Newport moves for sanctions on appeal. See Minn. Stat. § 549.211 (Supp. 1997); see also Cole, 581 N.W.2d at 370, 371 (imposing sanctions for continued assertion on appeal of claims not supported by evidence or law). Cooper has had an opportunity to address the motion, to withdraw the appeal, and to correct unsupported factual assertions made in the briefs to this court, but he has failed to do so. We agree with Newport that the continued misrepresentation of facts and evidence in submissions to this court justifies an award of fees. See Minn. Stat. § 549.211, subd. 2(3) (providing that advocacy and written submissions to the court constitute certification that allegations and factual contentions have evidentiary support); see also Hughes v. Sinclair Mktg., 389 N.W.2d 194, 200 (Minn. 1986) (recognizing need for award of fees incurred in defense of favorable decision and unsuccessful appeal, to avoid dilution of fees awarded by district court). But Newport has not itemized the fees incurred on appeal or provided supporting documentation.

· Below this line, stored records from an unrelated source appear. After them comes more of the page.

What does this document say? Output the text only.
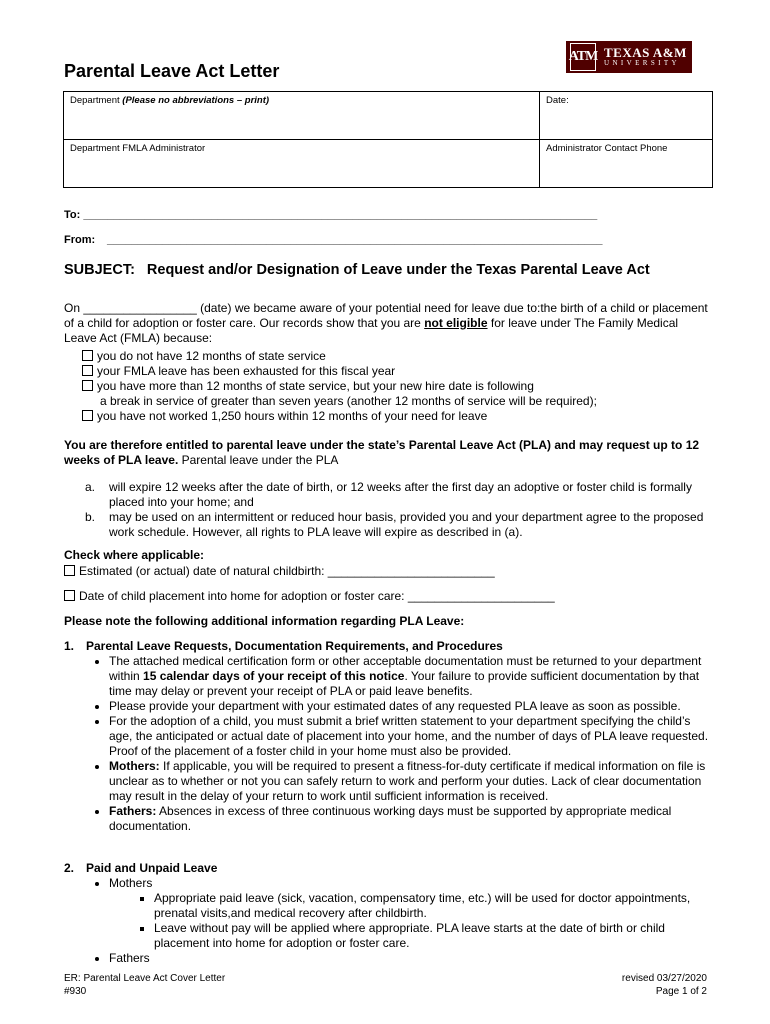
ATM TEXAS A&M
UNIVERSITY
Parental Leave Act Letter
Department (Please no abbreviations – print)	Date:
Department FMLA Administrator	Administrator Contact Phone
To: ____________________________________________________________________________________
From: _________________________________________________________________________________
SUBJECT: Request and/or Designation of Leave under the Texas Parental Leave Act
On _________________ (date) we became aware of your potential need for leave due to:the birth of a child or placement of a child for adoption or foster care. Our records show that you are not eligible for leave under The Family Medical Leave Act (FMLA) because:
you do not have 12 months of state service
your FMLA leave has been exhausted for this fiscal year
you have more than 12 months of state service, but your new hire date is following
a break in service of greater than seven years (another 12 months of service will be required);
you have not worked 1,250 hours within 12 months of your need for leave
You are therefore entitled to parental leave under the state’s Parental Leave Act (PLA) and may request up to 12 weeks of PLA leave. Parental leave under the PLA
a.	will expire 12 weeks after the date of birth, or 12 weeks after the first day an adoptive or foster child is formally placed into your home; and
b.	may be used on an intermittent or reduced hour basis, provided you and your department agree to the proposed work schedule. However, all rights to PLA leave will expire as described in (a).
Check where applicable:
Estimated (or actual) date of natural childbirth: _________________________
Date of child placement into home for adoption or foster care: ______________________
Please note the following additional information regarding PLA Leave:
1. Parental Leave Requests, Documentation Requirements, and Procedures
• The attached medical certification form or other acceptable documentation must be returned to your department within 15 calendar days of your receipt of this notice. Your failure to provide sufficient documentation by that time may delay or prevent your receipt of PLA or paid leave benefits.
• Please provide your department with your estimated dates of any requested PLA leave as soon as possible.
• For the adoption of a child, you must submit a brief written statement to your department specifying the child’s age, the anticipated or actual date of placement into your home, and the number of days of PLA leave requested. Proof of the placement of a foster child in your home must also be provided.
• Mothers: If applicable, you will be required to present a fitness-for-duty certificate if medical information on file is unclear as to whether or not you can safely return to work and perform your duties. Lack of clear documentation may result in the delay of your return to work until sufficient information is received.
• Fathers: Absences in excess of three continuous working days must be supported by appropriate medical documentation.
2. Paid and Unpaid Leave
• Mothers
▪ Appropriate paid leave (sick, vacation, compensatory time, etc.) will be used for doctor appointments, prenatal visits,and medical recovery after childbirth.
▪ Leave without pay will be applied where appropriate. PLA leave starts at the date of birth or child placement into home for adoption or foster care.
• Fathers
ER: Parental Leave Act Cover Letter
#930
revised 03/27/2020
Page 1 of 2
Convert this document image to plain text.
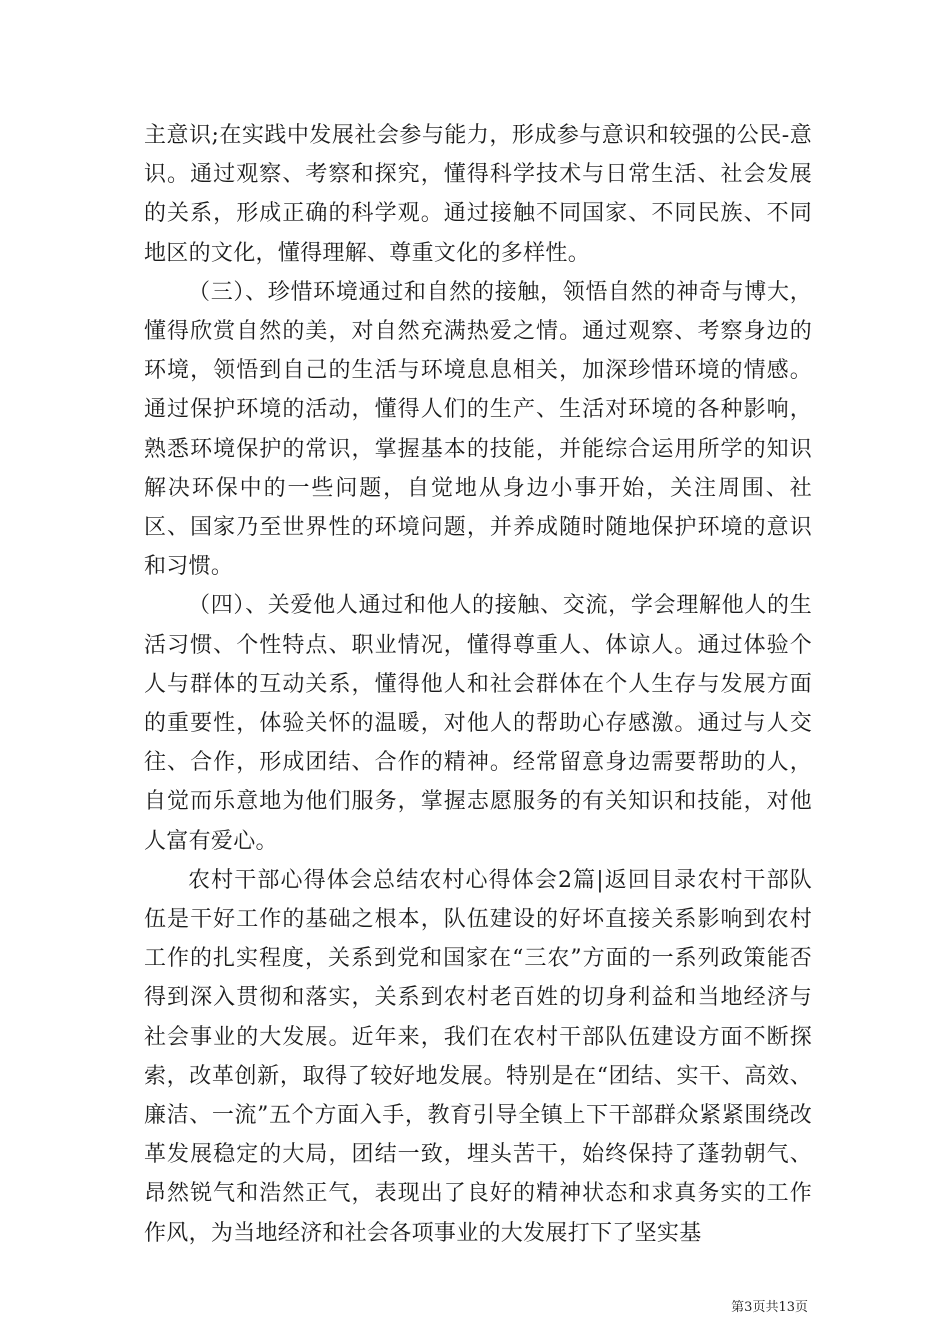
主意识;在实践中发展社会参与能力，形成参与意识和较强的公民-意识。通过观察、考察和探究，懂得科学技术与日常生活、社会发展的关系，形成正确的科学观。通过接触不同国家、不同民族、不同地区的文化，懂得理解、尊重文化的多样性。

（三）、珍惜环境通过和自然的接触，领悟自然的神奇与博大，懂得欣赏自然的美，对自然充满热爱之情。通过观察、考察身边的环境，领悟到自己的生活与环境息息相关，加深珍惜环境的情感。通过保护环境的活动，懂得人们的生产、生活对环境的各种影响，熟悉环境保护的常识，掌握基本的技能，并能综合运用所学的知识解决环保中的一些问题，自觉地从身边小事开始，关注周围、社区、国家乃至世界性的环境问题，并养成随时随地保护环境的意识和习惯。

（四）、关爱他人通过和他人的接触、交流，学会理解他人的生活习惯、个性特点、职业情况，懂得尊重人、体谅人。通过体验个人与群体的互动关系，懂得他人和社会群体在个人生存与发展方面的重要性，体验关怀的温暖，对他人的帮助心存感激。通过与人交往、合作，形成团结、合作的精神。经常留意身边需要帮助的人，自觉而乐意地为他们服务，掌握志愿服务的有关知识和技能，对他人富有爱心。

农村干部心得体会总结农村心得体会2篇|返回目录农村干部队伍是干好工作的基础之根本，队伍建设的好坏直接关系影响到农村工作的扎实程度，关系到党和国家在“三农”方面的一系列政策能否得到深入贯彻和落实，关系到农村老百姓的切身利益和当地经济与社会事业的大发展。近年来，我们在农村干部队伍建设方面不断探索，改革创新，取得了较好地发展。特别是在“团结、实干、高效、廉洁、一流”五个方面入手，教育引导全镇上下干部群众紧紧围绕改革发展稳定的大局，团结一致，埋头苦干，始终保持了蓬勃朝气、昂然锐气和浩然正气，表现出了良好的精神状态和求真务实的工作作风，为当地经济和社会各项事业的大发展打下了坚实基

第3页共13页
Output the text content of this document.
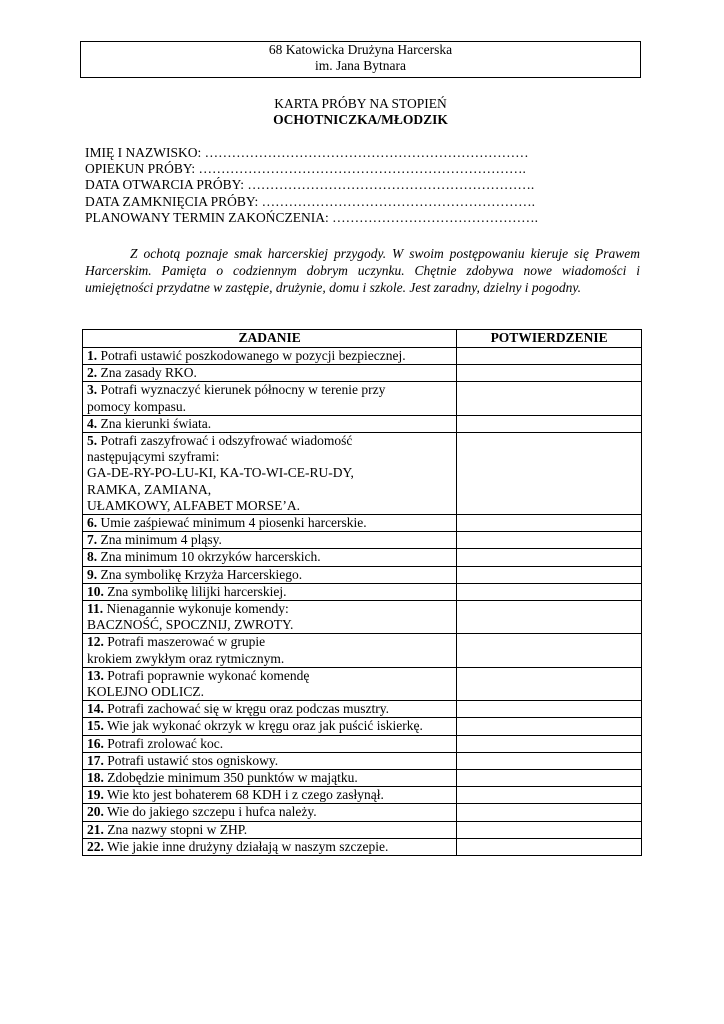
68 Katowicka Drużyna Harcerska
im. Jana Bytnara
KARTA PRÓBY NA STOPIEŃ
OCHOTNICZKA/MŁODZIK
IMIĘ I NAZWISKO: ………………………………………………………………
OPIEKUN PRÓBY: ……………………………………………………………….
DATA OTWARCIA PRÓBY: ……………………………………………………….
DATA ZAMKNIĘCIA PRÓBY: …………………………………………………….
PLANOWANY TERMIN ZAKOŃCZENIA: ……………………………………….
Z ochotą poznaje smak harcerskiej przygody. W swoim postępowaniu kieruje się Prawem Harcerskim. Pamięta o codziennym dobrym uczynku. Chętnie zdobywa nowe wiadomości i umiejętności przydatne w zastępie, drużynie, domu i szkole. Jest zaradny, dzielny i pogodny.
ZADANIE	POTWIERDZENIE

1. Potrafi ustawić poszkodowanego w pozycji bezpiecznej.	

2. Zna zasady RKO.	

3. Potrafi wyznaczyć kierunek północny w terenie przy
pomocy kompasu.	

4. Zna kierunki świata.	

5. Potrafi zaszyfrować i odszyfrować wiadomość
następującymi szyframi:
GA-DE-RY-PO-LU-KI, KA-TO-WI-CE-RU-DY,
RAMKA, ZAMIANA,
UŁAMKOWY, ALFABET MORSE’A.	

6. Umie zaśpiewać minimum 4 piosenki harcerskie.	

7. Zna minimum 4 pląsy.	

8. Zna minimum 10 okrzyków harcerskich.	

9. Zna symbolikę Krzyża Harcerskiego.	

10. Zna symbolikę lilijki harcerskiej.	

11. Nienagannie wykonuje komendy:
BACZNOŚĆ, SPOCZNIJ, ZWROTY.	

12. Potrafi maszerować w grupie
krokiem zwykłym oraz rytmicznym.	

13. Potrafi poprawnie wykonać komendę
KOLEJNO ODLICZ.	

14. Potrafi zachować się w kręgu oraz podczas musztry.	

15. Wie jak wykonać okrzyk w kręgu oraz jak puścić iskierkę.	

16. Potrafi zrolować koc.	

17. Potrafi ustawić stos ogniskowy.	

18. Zdobędzie minimum 350 punktów w majątku.	

19. Wie kto jest bohaterem 68 KDH i z czego zasłynął.	

20. Wie do jakiego szczepu i hufca należy.	

21. Zna nazwy stopni w ZHP.	

22. Wie jakie inne drużyny działają w naszym szczepie.	
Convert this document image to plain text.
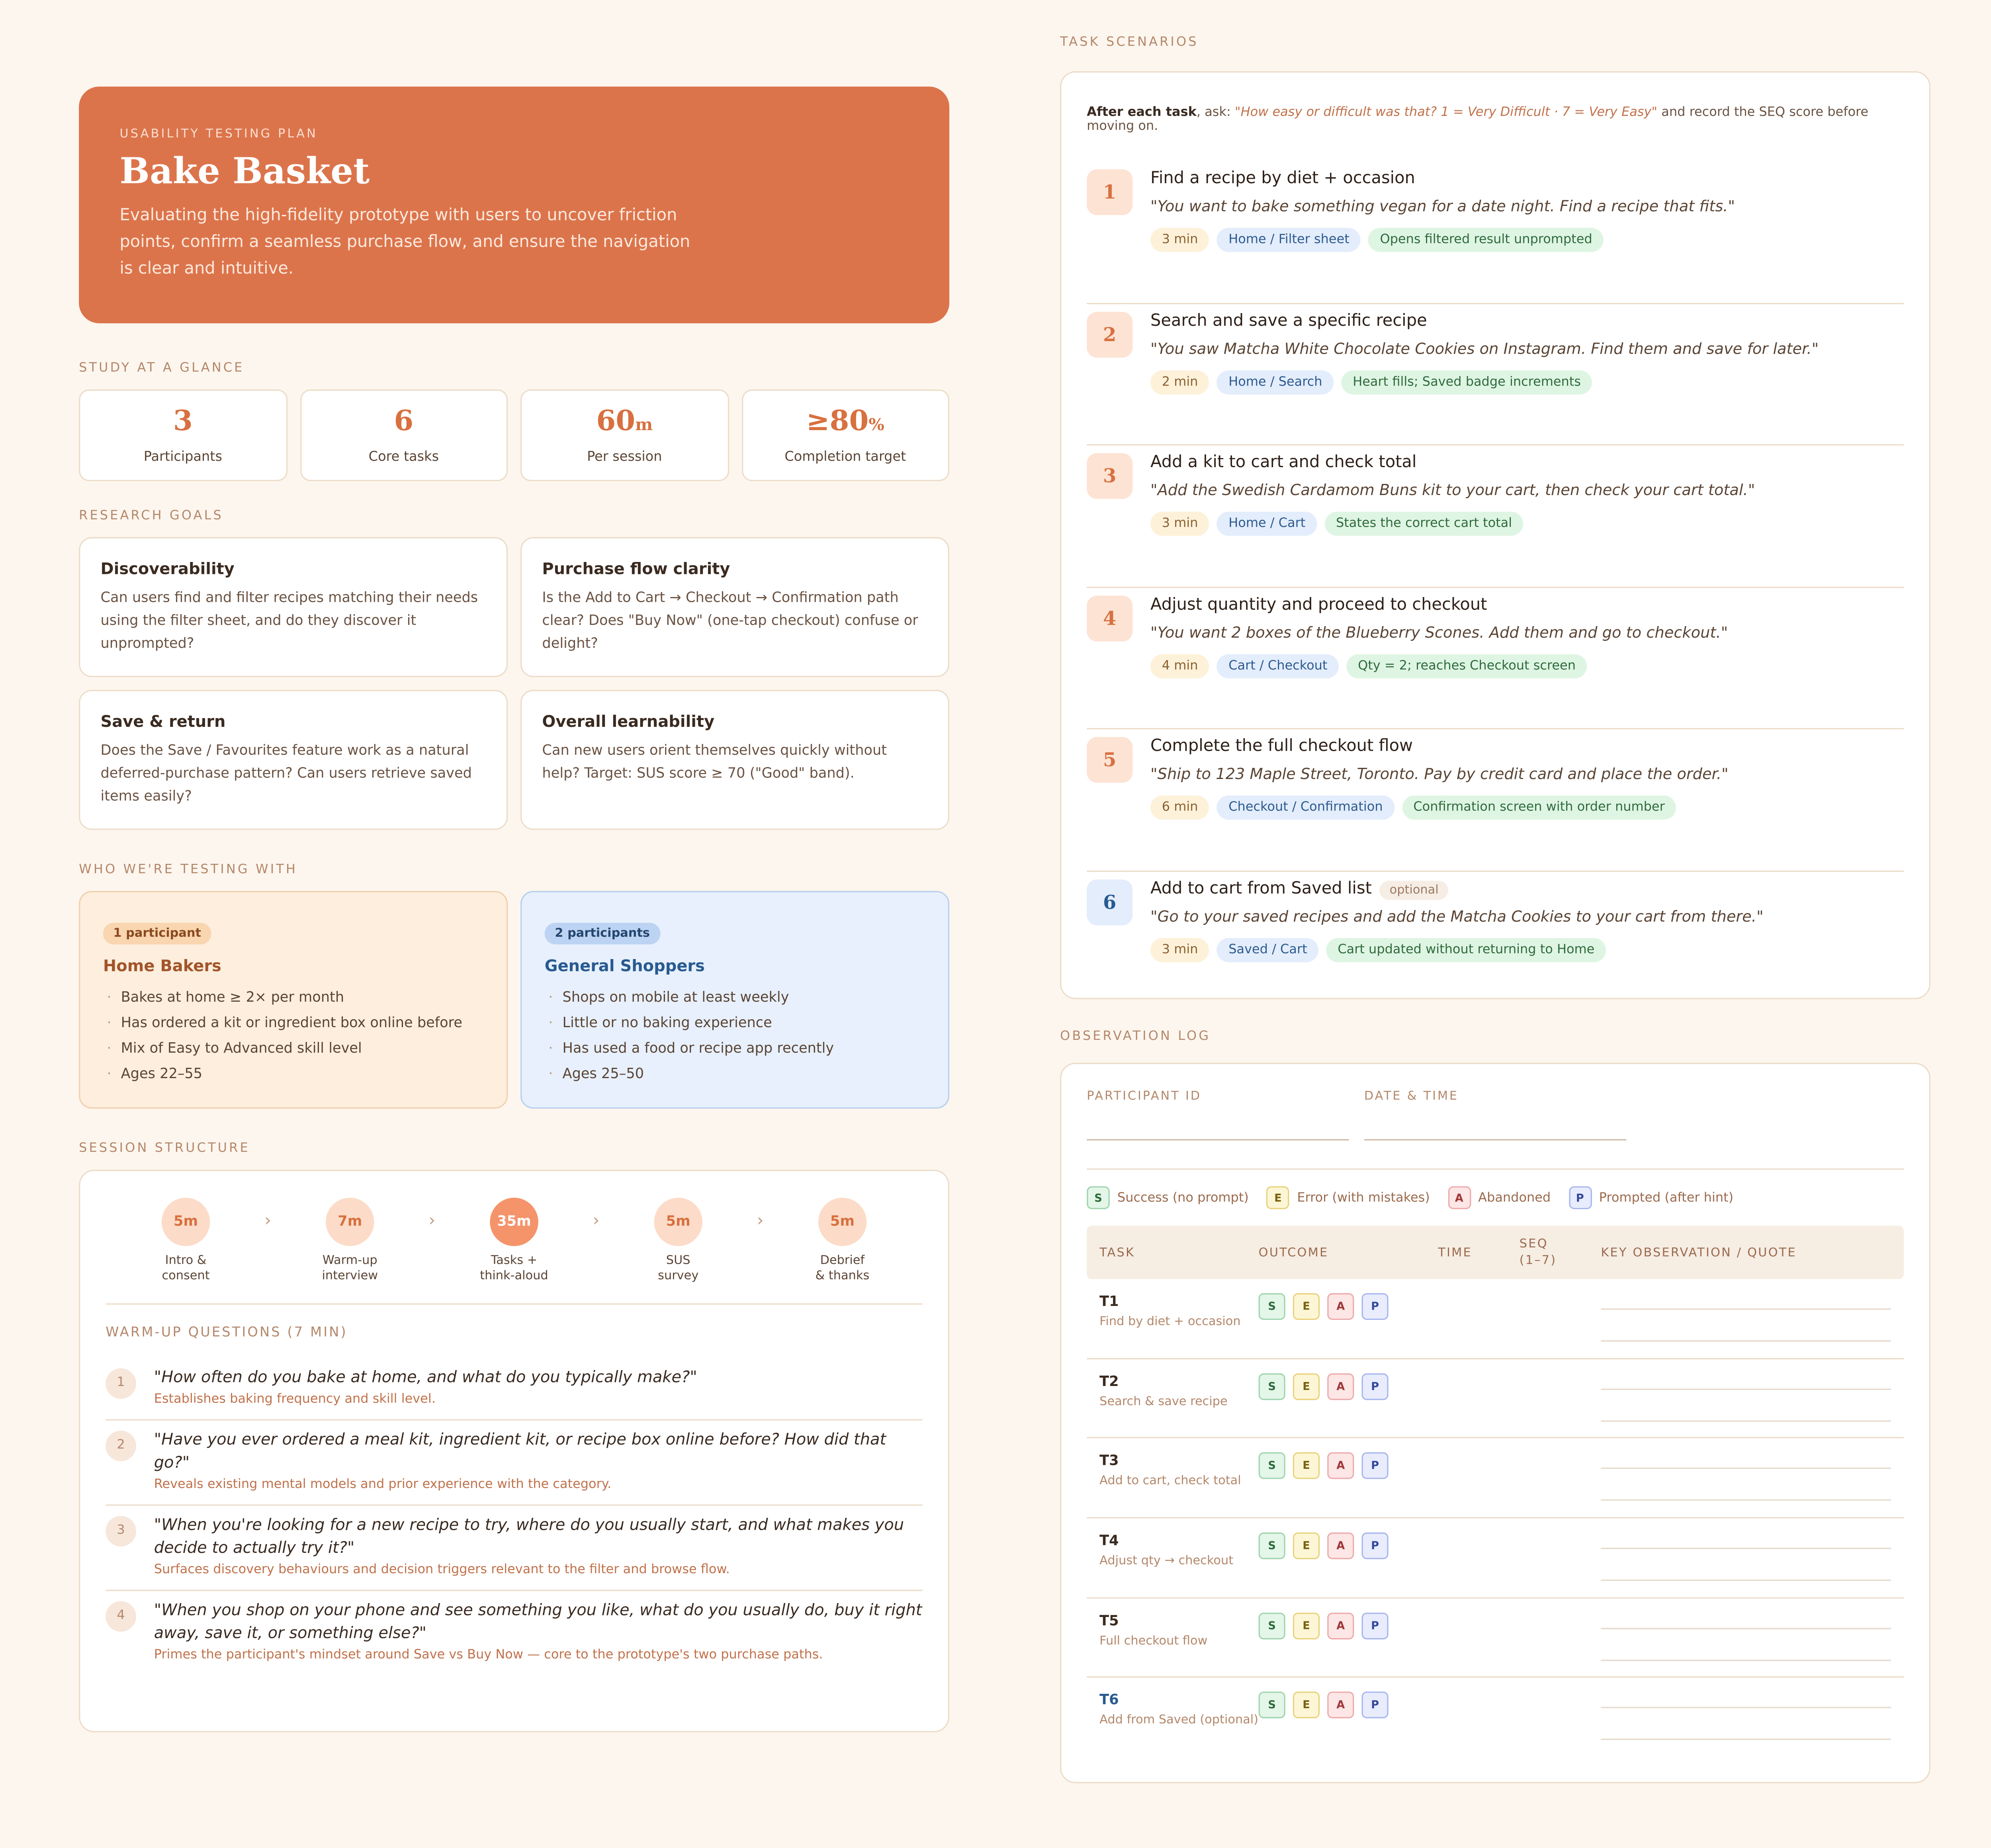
USABILITY TESTING PLAN
Bake Basket
Evaluating the high-fidelity prototype with users to uncover friction points, confirm a seamless purchase flow, and ensure the navigation is clear and intuitive.
STUDY AT A GLANCE
3
Participants
6
Core tasks
60m
Per session
≥80%
Completion target
RESEARCH GOALS
Discoverability
Can users find and filter recipes matching their needs using the filter sheet, and do they discover it unprompted?
Purchase flow clarity
Is the Add to Cart → Checkout → Confirmation path clear? Does "Buy Now" (one-tap checkout) confuse or delight?
Save & return
Does the Save / Favourites feature work as a natural deferred-purchase pattern? Can users retrieve saved items easily?
Overall learnability
Can new users orient themselves quickly without help? Target: SUS score ≥ 70 ("Good" band).
WHO WE'RE TESTING WITH
1 participant
Home Bakers
· Bakes at home ≥ 2× per month
· Has ordered a kit or ingredient box online before
· Mix of Easy to Advanced skill level
· Ages 22–55
2 participants
General Shoppers
· Shops on mobile at least weekly
· Little or no baking experience
· Has used a food or recipe app recently
· Ages 25–50
SESSION STRUCTURE
5m
Intro &
consent
›	7m
Warm-up
interview
›	35m
Tasks +
think-aloud
›	5m
SUS
survey
›	5m
Debrief
& thanks
WARM-UP QUESTIONS (7 MIN)
1	"How often do you bake at home, and what do you typically make?"
Establishes baking frequency and skill level.
2	"Have you ever ordered a meal kit, ingredient kit, or recipe box online before? How did that go?"
Reveals existing mental models and prior experience with the category.
3	"When you're looking for a new recipe to try, where do you usually start, and what makes you decide to actually try it?"
Surfaces discovery behaviours and decision triggers relevant to the filter and browse flow.
4	"When you shop on your phone and see something you like, what do you usually do, buy it right away, save it, or something else?"
Primes the participant's mindset around Save vs Buy Now — core to the prototype's two purchase paths.
TASK SCENARIOS
After each task, ask: "How easy or difficult was that? 1 = Very Difficult · 7 = Very Easy" and record the SEQ score before moving on.
1
Find a recipe by diet + occasion
"You want to bake something vegan for a date night. Find a recipe that fits."
3 min	Home / Filter sheet	Opens filtered result unprompted
2
Search and save a specific recipe
"You saw Matcha White Chocolate Cookies on Instagram. Find them and save for later."
2 min	Home / Search	Heart fills; Saved badge increments
3
Add a kit to cart and check total
"Add the Swedish Cardamom Buns kit to your cart, then check your cart total."
3 min	Home / Cart	States the correct cart total
4
Adjust quantity and proceed to checkout
"You want 2 boxes of the Blueberry Scones. Add them and go to checkout."
4 min	Cart / Checkout	Qty = 2; reaches Checkout screen
5
Complete the full checkout flow
"Ship to 123 Maple Street, Toronto. Pay by credit card and place the order."
6 min	Checkout / Confirmation	Confirmation screen with order number
6
Add to cart from Saved list	optional
"Go to your saved recipes and add the Matcha Cookies to your cart from there."
3 min	Saved / Cart	Cart updated without returning to Home
OBSERVATION LOG
PARTICIPANT ID	DATE & TIME
S	Success (no prompt)	E	Error (with mistakes)	A	Abandoned	P	Prompted (after hint)
TASK	OUTCOME	TIME
SEQ
(1–7)
KEY OBSERVATION / QUOTE
T1
Find by diet + occasion
S	E	A	P
T2
Search & save recipe
S	E	A	P
T3
Add to cart, check total
S	E	A	P
T4
Adjust qty → checkout
S	E	A	P
T5
Full checkout flow
S	E	A	P
T6
Add from Saved (optional)
S	E	A	P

Newport may make a motion for sanctions, to be accompanied by supporting documentation, within 15 days after the filing of this opinion. Any response shall be served and filed in accordance with Minn. R. Civ. App. P. 127. This shall not affect the taxation of costs and disbursements, which is governed by Minn. R. Civ. App. P. 139.

The district court had subject-matter jurisdiction to consider the motion for fees while the appeal was pending; it did not err in concluding that Minn. Stat. § 549.21 (1996) applied; and it did not abuse its discretion in awarding fees for the persistent and repeated advancement of multiple claims that are factually and legally unwarranted.


*Retired judge of the district court, serving as judge of the Minnesota Court of Appeals by appointment pursuant to Minn. Const. art. VI, § 10.

[1] The district court made specific findings regarding the conduct of Cooper, and the award of sanctions was assessed against Cooper, for his conduct in the course of representing Warner. The notice of appeal in this case indicates that Warner is appealing the award. However, the notice of appeal was signed by counsel for Cooper, it apprised all parties of the issues to be raised on appeal, and none of the respondents have asserted that they were unaware that Cooper was challenging the award. Therefore, we liberally construe this as an appeal by Cooper from the award. See Kelly v. Kelly, 371 N.W.2d 193, 195 (Minn. 1985) (notices of appeal to be liberally construed in favor of sufficiency).